Que se passe-t-il en réalité à Seytenga dans la province du Séno? Si
des informations recueillies sur place et irriguant à satiété les réseaux
sociaux sont alarmantes, il n’en demeure pas moins que le gouvernement, tout en
reconnaissant que cette commune vit des «événements tragiques» affirme
«s’activer pour un retour à la paix et à la quiétude» et «invite tous les
Burkinabè à se démarquer des bilans hâtifs et des chiffres diffusés sans
vérification préalable».
Mais, en attendant «le bilan
précis» qui «est en train d’être dressé par les services compétents» et que,
selon les mots de son porte-parole, le gouvernement s’emploie «en temps utile
et en toute responsabilité à informer l’opinion», il faut le dire de go, ce qui
pourrait s‘appeler la tragédie de Seytenga, donne des frayeurs. Si pour ceux
qui nous gouvernent, c’est dans la nuit du 11 au 12 juin que «des
individus armés ont fait irruption dans la commune de Seytenga (province du
Séno) pour s’en prendre aux populations civiles», d’autres sources affirment
que c’est depuis le mercredi qu’un groupe de ces fameux Hommes armés non
identifiés (HANI) est entré dans la ville. Suite à leur assaut meurtrier du
jeudi contre la gendarmerie de la ville et celui encore plus sanglant du samedi
contre les populations, ciblant surtout les personnes de sexe masculin,
attaques dont les chiffres font froid dans le dos, les HANI qui étaient revenus
plus nombreux en l’absence des Forces de défense et de sécurité qui ont replié
sur Dori, se sont établis en maîtres des lieux. Ce qui est certain, à en croire
le gouvernement, même si «à l’étape actuelle, un bilan officiel ne peut être
établi au regard de la complexité de la situation», cette énième forfaiture des
HANI «a provoqué un déplacement des populations de cette localité vers la
commune de Dori, située à 47 km». 3173 personnes, selon des sources régionales.
En tout cas, la tragédie de
Seytenga est bien une réalité, et les bruits de la ville continuent d’enfler et
de grossir les inquiétudes d’une population burkinabè qui pensait que ses
Forces de défense et de sécurité avaient repris du poil de la bête pour de bon.

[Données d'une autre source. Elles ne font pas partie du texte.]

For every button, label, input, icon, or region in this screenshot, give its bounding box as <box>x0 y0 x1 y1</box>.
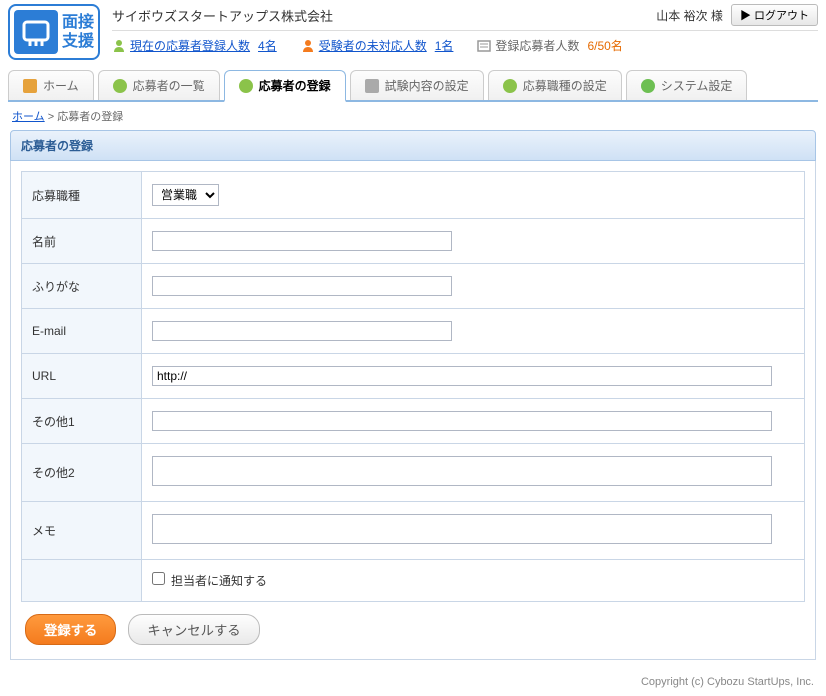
tab-exam-settings[interactable]: 試験内容の設定 <box>350 70 484 100</box>
person-icon <box>112 39 126 53</box>
tab-applicant-register[interactable]: 応募者の登録 <box>224 70 346 102</box>
stat-capacity: 登録応募者人数 6/50名 <box>477 37 622 54</box>
list-icon <box>477 39 491 53</box>
kana-input[interactable] <box>152 276 452 296</box>
label-other1: その他1 <box>22 399 142 444</box>
notify-checkbox[interactable] <box>152 572 165 585</box>
stat-pending: 受験者の未対応人数 1名 <box>301 37 454 54</box>
notify-label[interactable]: 担当者に通知する <box>152 574 267 588</box>
cancel-button[interactable]: キャンセルする <box>128 614 259 645</box>
job-select[interactable]: 営業職 <box>152 184 219 206</box>
stat-current: 現在の応募者登録人数 4名 <box>112 37 277 54</box>
tab-applicant-list[interactable]: 応募者の一覧 <box>98 70 220 100</box>
label-other2: その他2 <box>22 444 142 502</box>
stat-capacity-label: 登録応募者人数 <box>495 37 579 54</box>
tabbar: ホーム 応募者の一覧 応募者の登録 試験内容の設定 応募職種の設定 システム設定 <box>8 70 818 102</box>
buttonbar: 登録する キャンセルする <box>25 614 805 645</box>
footer: Copyright (c) Cybozu StartUps, Inc. <box>0 676 814 688</box>
logo-text-1: 面接 <box>62 13 94 32</box>
label-job: 応募職種 <box>22 172 142 219</box>
header: 面接 支援 サイボウズスタートアップス株式会社 山本 裕次 様 ▶ ログアウト … <box>0 0 826 60</box>
panel: 応募者の登録 応募職種 営業職 名前 ふりがな E-mail URL <box>10 130 816 660</box>
label-memo: メモ <box>22 502 142 560</box>
form-table: 応募職種 営業職 名前 ふりがな E-mail URL その他1 <box>21 171 805 602</box>
company-name: サイボウズスタートアップス株式会社 <box>112 6 656 25</box>
panel-title: 応募者の登録 <box>10 130 816 161</box>
url-input[interactable] <box>152 366 772 386</box>
logo: 面接 支援 <box>8 4 100 60</box>
logout-button[interactable]: ▶ ログアウト <box>731 4 818 26</box>
label-notify <box>22 560 142 602</box>
briefcase-icon <box>503 79 517 93</box>
label-url: URL <box>22 354 142 399</box>
home-icon <box>23 79 37 93</box>
stat-capacity-value: 6/50名 <box>587 37 622 54</box>
gear-icon <box>641 79 655 93</box>
stat-pending-link[interactable]: 受験者の未対応人数 <box>319 37 427 54</box>
person-alert-icon <box>301 39 315 53</box>
username: 山本 裕次 様 <box>656 7 723 24</box>
breadcrumb-home[interactable]: ホーム <box>12 111 45 123</box>
other1-input[interactable] <box>152 411 772 431</box>
submit-button[interactable]: 登録する <box>25 614 116 645</box>
logo-icon <box>14 10 58 54</box>
document-icon <box>365 79 379 93</box>
tab-job-settings[interactable]: 応募職種の設定 <box>488 70 622 100</box>
name-input[interactable] <box>152 231 452 251</box>
person-add-icon <box>239 79 253 93</box>
logo-text-2: 支援 <box>62 32 94 51</box>
tab-system-settings[interactable]: システム設定 <box>626 70 748 100</box>
tab-home[interactable]: ホーム <box>8 70 94 100</box>
person-icon <box>113 79 127 93</box>
label-email: E-mail <box>22 309 142 354</box>
stat-pending-count[interactable]: 1名 <box>435 37 454 54</box>
stat-current-link[interactable]: 現在の応募者登録人数 <box>130 37 250 54</box>
label-kana: ふりがな <box>22 264 142 309</box>
breadcrumb: ホーム > 応募者の登録 <box>12 108 814 124</box>
email-input[interactable] <box>152 321 452 341</box>
stat-current-count[interactable]: 4名 <box>258 37 277 54</box>
memo-input[interactable] <box>152 514 772 544</box>
label-name: 名前 <box>22 219 142 264</box>
breadcrumb-current: 応募者の登録 <box>57 111 123 123</box>
other2-input[interactable] <box>152 456 772 486</box>
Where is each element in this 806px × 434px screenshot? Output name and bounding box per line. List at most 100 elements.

En espérant que la montée en puissance de l’armée nationale n’est pas factice,
il faut reconnaître que le temps n’est plus aux cachoteries, encore moins aux
mots que les dirigeants veulent apaisants mais qui sonnent aux antipodes des
réalités du terrain. Compte tenu de la dégradation de la situation sécuritaire
qui continue d’endeuiller l’armée nationale et les populations civiles qui ne
doivent leur salut qu’à la fuite, gonflant le flot des déplacés internes, il
faut engager une guerre décisive.
«Acceptons de regarder la vérité
en face. Essayons de combattre le mal. Ce n’est plus une question de qui
est au pouvoir. Nos parents sont en train d’être massacrés. Pour le moment
c’est en campagne, nul n’est à l’abri». Vérité d’un Burkinabè lambda, qui mise,
à raison sur la cohésion sociale pour venir à bout de ces massacres de masse au
Burkina. Il rejoint ainsi l’appel de Mohamed Bazoum, lancé dans la ville de
Téra, située dans la zone dite des Trois frontières partagée par le Niger, le
Burkina Faso et le Mali, et où se sont sanctuarisés les terroristes qui y
sèment mort et désolation. Armé de sa vision selon laquelle la lutte contre le
terrorisme ne saurait se mener, a fortiori, se gagner en solo, le président
nigérien compte s’appuyer sur ses partenariats diversifiés avec les pays et
forces occidentaux dont le Niger aura besoin pour renforcer les capacités
opérationnelles de son armée tant en logistiques aériennes qu’en renseignement.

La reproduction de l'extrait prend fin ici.